US-Daten drücken auf die Ölpreise

Die wöchentlichen US-Zahlen der letzten Woche waren bearish und auch die Wirtschaftsdaten der USA sind vermehrt preisreduzierend einzuschätzen.

07.10.2019 | Robby Erkmann

Das DOE meldete in der vergangenen Woche höhere US-Rohölbestände. Diese haben um 3,1 Mio. Barrel zugelegt. Gleichzeitig fiel die Produktnachfrage eher schwach aus und reduzierte sich um 0,4 Mio. B/T auf insgesamt 20,75 Mio. B/T. Die Destillat- und Produktbestände sanken dagegen. Dies ist auf eine geringere Raffinerieleistung zurückzuführen, die in den Wintermonaten eher niedriger ist, da es zu Wartungsarbeiten kommt. Die US-Rohölförderung ist immer noch auf hohem Niveau und förderte in der vergangenen Woche 12,4 Mio. B/T. Der Markt erwartet für das restliche Jahr immer noch Steigerungen bei der US-Rohölförderung.
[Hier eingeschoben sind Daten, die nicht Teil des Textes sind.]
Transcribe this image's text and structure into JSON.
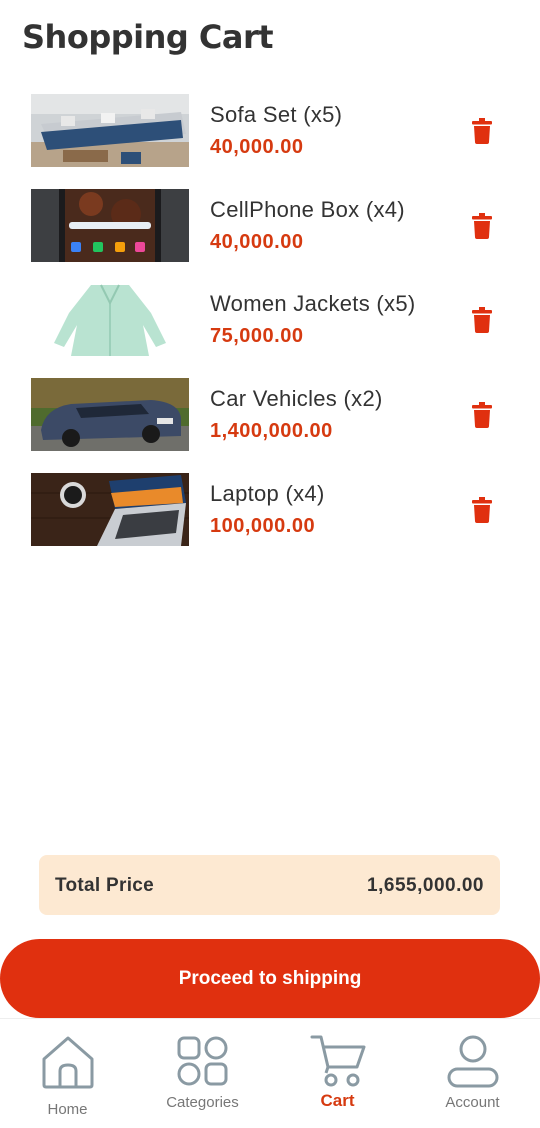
{
  "header": {
    "title": "Shopping Cart"
  },
  "cart": {
    "items": [
      {
        "name": "Sofa Set (x5)",
        "price": "40,000.00",
        "image": "sofa-set-image"
      },
      {
        "name": "CellPhone Box (x4)",
        "price": "40,000.00",
        "image": "cellphone-image"
      },
      {
        "name": "Women Jackets (x5)",
        "price": "75,000.00",
        "image": "women-jacket-image"
      },
      {
        "name": "Car Vehicles (x2)",
        "price": "1,400,000.00",
        "image": "car-image"
      },
      {
        "name": "Laptop (x4)",
        "price": "100,000.00",
        "image": "laptop-image"
      }
    ],
    "delete_icon": "trash-icon"
  },
  "summary": {
    "total_label": "Total Price",
    "total_value": "1,655,000.00"
  },
  "actions": {
    "proceed_label": "Proceed to shipping"
  },
  "nav": {
    "items": [
      {
        "label": "Home",
        "icon": "home-icon"
      },
      {
        "label": "Categories",
        "icon": "categories-icon"
      },
      {
        "label": "Cart",
        "icon": "cart-icon",
        "active": true
      },
      {
        "label": "Account",
        "icon": "account-icon"
      }
    ]
  },
  "colors": {
    "accent": "#e0300f",
    "price": "#d63a10",
    "summary_bg": "#fde9d2",
    "nav_inactive": "#8a9aa3"
  }
}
Allerdings sind die neu in Betrieb genommenen Erdölpipelines weniger stark ausgelastet, als erhofft. Für August konnten die US-Exporte um nur 40.000 B/T im Vergleich zum Vormonat zulegen. Experten rechnen jedoch, dass in den Folgemonaten die Kapazitätsauslastungen der Pipelines deutlich steigen wird.
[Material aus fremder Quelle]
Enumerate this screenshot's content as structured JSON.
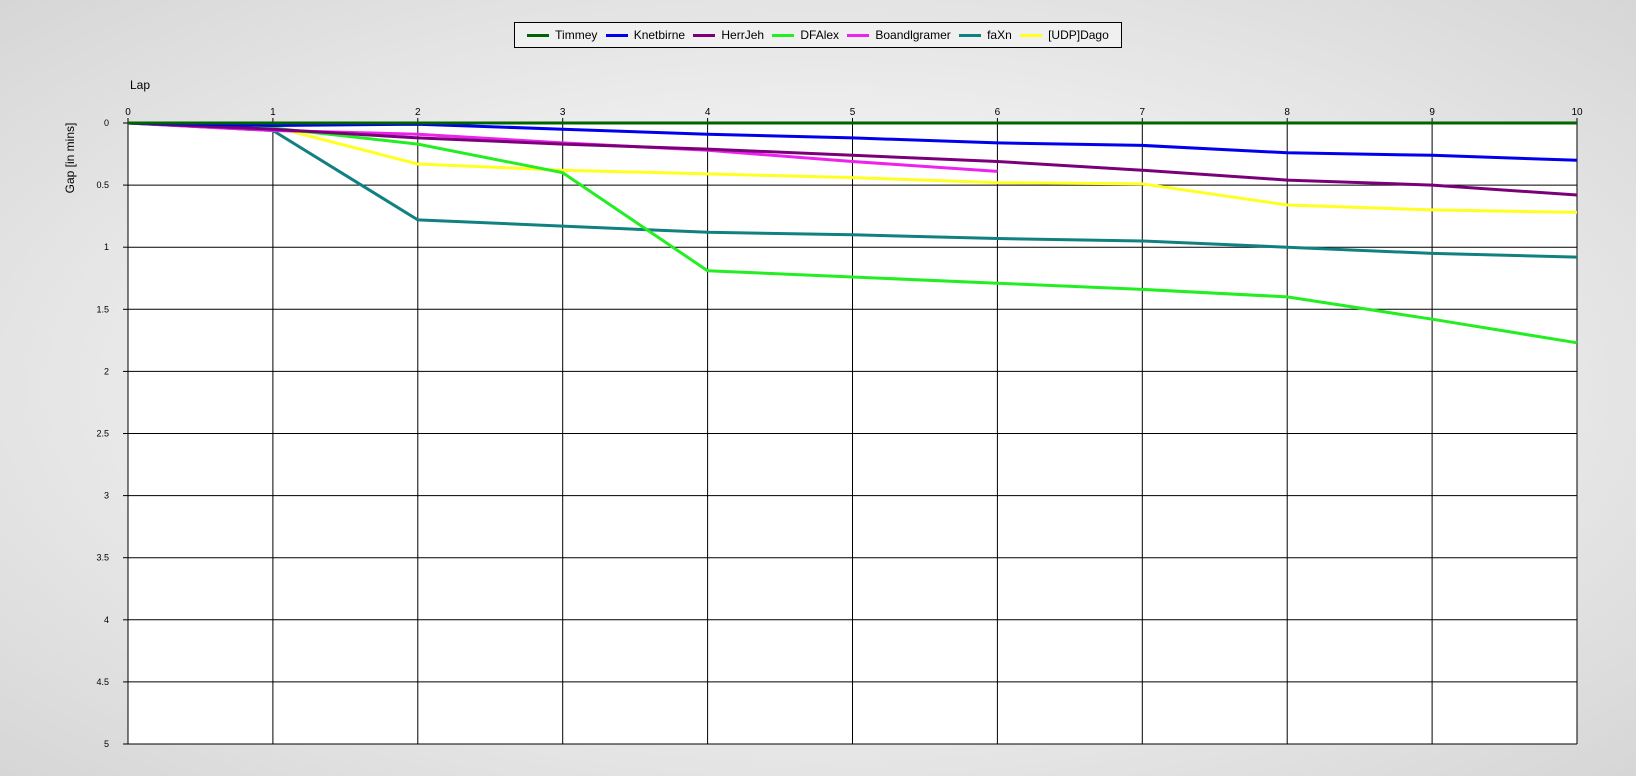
{
  "chart_data": {
    "type": "line",
    "x_axis_label": "Lap",
    "y_axis_label": "Gap [in mins]",
    "x_ticks": [
      "0",
      "1",
      "2",
      "3",
      "4",
      "5",
      "6",
      "7",
      "8",
      "9",
      "10"
    ],
    "y_ticks": [
      "0",
      "0.5",
      "1",
      "1.5",
      "2",
      "2.5",
      "3",
      "3.5",
      "4",
      "4.5",
      "5"
    ],
    "xlim": [
      0,
      10
    ],
    "ylim": [
      0,
      5
    ],
    "y_inverted": true,
    "grid": true,
    "legend_position": "top-center",
    "series": [
      {
        "name": "Timmey",
        "color": "#006400",
        "x": [
          0,
          1,
          2,
          3,
          4,
          5,
          6,
          7,
          8,
          9,
          10
        ],
        "y": [
          0,
          0,
          0,
          0,
          0,
          0,
          0,
          0,
          0,
          0,
          0
        ]
      },
      {
        "name": "Knetbirne",
        "color": "#0000ee",
        "x": [
          0,
          1,
          2,
          3,
          4,
          5,
          6,
          7,
          8,
          9,
          10
        ],
        "y": [
          0,
          0.02,
          0.01,
          0.05,
          0.09,
          0.12,
          0.16,
          0.18,
          0.24,
          0.26,
          0.3
        ]
      },
      {
        "name": "HerrJeh",
        "color": "#7a007a",
        "x": [
          0,
          1,
          2,
          3,
          4,
          5,
          6,
          7,
          8,
          9,
          10
        ],
        "y": [
          0,
          0.05,
          0.12,
          0.17,
          0.21,
          0.26,
          0.31,
          0.38,
          0.46,
          0.5,
          0.58
        ]
      },
      {
        "name": "DFAlex",
        "color": "#22ee22",
        "x": [
          0,
          1,
          2,
          3,
          4,
          5,
          6,
          7,
          8,
          9,
          10
        ],
        "y": [
          0,
          0.04,
          0.17,
          0.4,
          1.19,
          1.24,
          1.29,
          1.34,
          1.4,
          1.58,
          1.77
        ]
      },
      {
        "name": "Boandlgramer",
        "color": "#ee22ee",
        "x": [
          0,
          1,
          2,
          3,
          4,
          5,
          6
        ],
        "y": [
          0,
          0.06,
          0.09,
          0.16,
          0.22,
          0.31,
          0.39
        ]
      },
      {
        "name": "faXn",
        "color": "#118080",
        "x": [
          0,
          1,
          2,
          3,
          4,
          5,
          6,
          7,
          8,
          9,
          10
        ],
        "y": [
          0,
          0.06,
          0.78,
          0.83,
          0.88,
          0.9,
          0.93,
          0.95,
          1.0,
          1.05,
          1.08
        ]
      },
      {
        "name": "[UDP]Dago",
        "color": "#ffff22",
        "x": [
          0,
          1,
          2,
          3,
          4,
          5,
          6,
          7,
          8,
          9,
          10
        ],
        "y": [
          0,
          0.03,
          0.33,
          0.38,
          0.41,
          0.44,
          0.48,
          0.49,
          0.66,
          0.7,
          0.72
        ]
      }
    ]
  }
}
Doch der Markt ist weiter stark verunsichert aufgrund von negativen Wirtschaftsdaten. Der ISM-Einkaufsmanager-Index Dienstleistungen hat in den USA stark nachgelassen. Unterhalb der Expansionsschwelle von 50 Punkten notiert auch der ISM-Einkaufsmanagerindex. Gleiches gilt für den US-Index, der das verarbeitende Gewerbe bewertet. Die Daten zur Wirtschaftsleistung in der EU sind ebenfalls vermehrt eintrübend, wie schon seit Monaten. Das ist auch einer der Hauptfaktoren, die den Ölmarkt stark belasten.

Unruhen im Irak

Die Proteste im Irak richten sich gegen Korruption und Misswirtschaft der Regierung. In mehreren Städten und Provinzen kam es zu Auseinandersetzungen. Die Regierung verhängte in Bagdad Ausgangssperren, da es zu heftigen Kämpfen zwischen Demonstranten und Regierungstruppen kam. Mittlerweile soll die Zahl der Todesfälle auf 93 angestiegen sein. Die Regierung in Bagdad will am Samstag zu einem Krisentreffen zusammen kommen. Der Druck ist hoch, da der schiitische Geistliche al-Sadr der Regierung sein Vertrauen entzog. Bei den letzten Parlamentswahlen hatten seine Anhänger die meisten Parlamentssitze gewinnen können. Damit steigen im Irak die Gefahren für Anschläge auf die Ölinfrastruktur. Der Irak ist mit 4,8 Mio. B/T der zweitgrößte Ölförderer innerhalb der OPEC. Dies könnte nun die Risikoprämie am Markt erhöhen und so die Preise stützen.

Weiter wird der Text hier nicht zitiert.